As emphasized by David States, M.D., Ph.D., professor of bioinformatics and human genetics, and by H.V. Jagadish, Ph.D., professor of electric engineering and computer science, "Another interdisciplinary strength will be linkage with the University of Michigan and other research libraries with outstanding digital capabilities."
Drs. Athey, Jagadish, Omenn, and States are NCIBI senior scientific directors. A. Christyne Bliton is the NCIBI program manager.
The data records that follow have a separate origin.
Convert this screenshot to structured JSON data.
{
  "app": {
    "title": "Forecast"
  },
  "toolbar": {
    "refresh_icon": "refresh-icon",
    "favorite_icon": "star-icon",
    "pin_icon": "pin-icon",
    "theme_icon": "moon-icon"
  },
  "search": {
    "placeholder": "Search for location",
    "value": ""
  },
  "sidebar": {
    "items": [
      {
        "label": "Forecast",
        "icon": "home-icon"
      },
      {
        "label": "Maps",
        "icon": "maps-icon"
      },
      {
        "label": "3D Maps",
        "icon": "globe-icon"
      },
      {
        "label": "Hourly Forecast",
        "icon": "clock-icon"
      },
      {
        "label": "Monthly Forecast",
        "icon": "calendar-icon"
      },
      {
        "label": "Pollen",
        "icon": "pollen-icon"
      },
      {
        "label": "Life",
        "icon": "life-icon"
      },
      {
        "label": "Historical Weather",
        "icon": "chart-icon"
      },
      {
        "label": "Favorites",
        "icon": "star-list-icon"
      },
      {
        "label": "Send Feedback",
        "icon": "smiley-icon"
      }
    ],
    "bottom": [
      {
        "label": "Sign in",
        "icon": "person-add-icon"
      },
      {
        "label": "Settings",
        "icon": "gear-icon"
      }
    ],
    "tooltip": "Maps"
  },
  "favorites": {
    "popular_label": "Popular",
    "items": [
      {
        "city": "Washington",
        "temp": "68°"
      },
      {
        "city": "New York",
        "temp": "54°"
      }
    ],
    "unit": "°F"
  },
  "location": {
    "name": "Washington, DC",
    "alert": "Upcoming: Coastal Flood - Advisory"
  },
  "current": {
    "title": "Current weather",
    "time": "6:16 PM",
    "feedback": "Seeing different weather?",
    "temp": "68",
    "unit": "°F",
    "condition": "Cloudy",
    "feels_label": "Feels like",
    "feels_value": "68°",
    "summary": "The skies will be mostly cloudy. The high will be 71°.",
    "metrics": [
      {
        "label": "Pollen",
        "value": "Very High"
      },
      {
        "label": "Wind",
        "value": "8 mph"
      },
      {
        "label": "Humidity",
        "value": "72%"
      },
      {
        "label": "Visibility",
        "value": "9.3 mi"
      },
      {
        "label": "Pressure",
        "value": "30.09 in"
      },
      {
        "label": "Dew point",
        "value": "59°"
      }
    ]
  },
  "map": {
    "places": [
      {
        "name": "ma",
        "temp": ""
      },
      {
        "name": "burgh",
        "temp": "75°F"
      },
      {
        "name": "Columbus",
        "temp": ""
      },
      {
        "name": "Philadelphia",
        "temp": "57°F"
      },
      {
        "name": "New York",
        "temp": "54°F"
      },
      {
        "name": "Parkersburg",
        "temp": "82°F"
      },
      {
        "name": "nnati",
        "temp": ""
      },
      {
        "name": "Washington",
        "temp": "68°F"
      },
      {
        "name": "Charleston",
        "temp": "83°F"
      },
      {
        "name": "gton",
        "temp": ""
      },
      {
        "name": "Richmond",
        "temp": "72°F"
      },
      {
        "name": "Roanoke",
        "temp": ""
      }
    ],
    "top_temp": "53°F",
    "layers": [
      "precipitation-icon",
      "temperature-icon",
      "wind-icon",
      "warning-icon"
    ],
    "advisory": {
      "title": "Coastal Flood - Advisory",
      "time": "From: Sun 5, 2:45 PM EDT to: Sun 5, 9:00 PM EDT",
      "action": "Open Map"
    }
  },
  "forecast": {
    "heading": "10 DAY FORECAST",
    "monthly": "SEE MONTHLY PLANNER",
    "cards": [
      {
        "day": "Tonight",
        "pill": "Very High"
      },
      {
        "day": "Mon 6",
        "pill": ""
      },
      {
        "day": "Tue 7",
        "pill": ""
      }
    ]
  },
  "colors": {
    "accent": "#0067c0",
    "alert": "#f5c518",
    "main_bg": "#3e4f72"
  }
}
The State of Michigan-funded Michigan Center for Biological Information, part of the Michigan Technology Tri-Corridor Core Technology Alliance, has provided essential support for the research and development work necessary to launch the National Center. The CTA is a publicly-funded collaborative network of advanced technology facilities in genomics, proteomics, protein structure, and informatics serving Michigan researchers affiliated with universities, private research institutes, and biotechnology or pharmaceutical firms, as well as clients outside the State of Michigan. MCBI's goals are to help advance biological research and technology and create jobs in research and industry in Michigan through promotion of bioinformatics.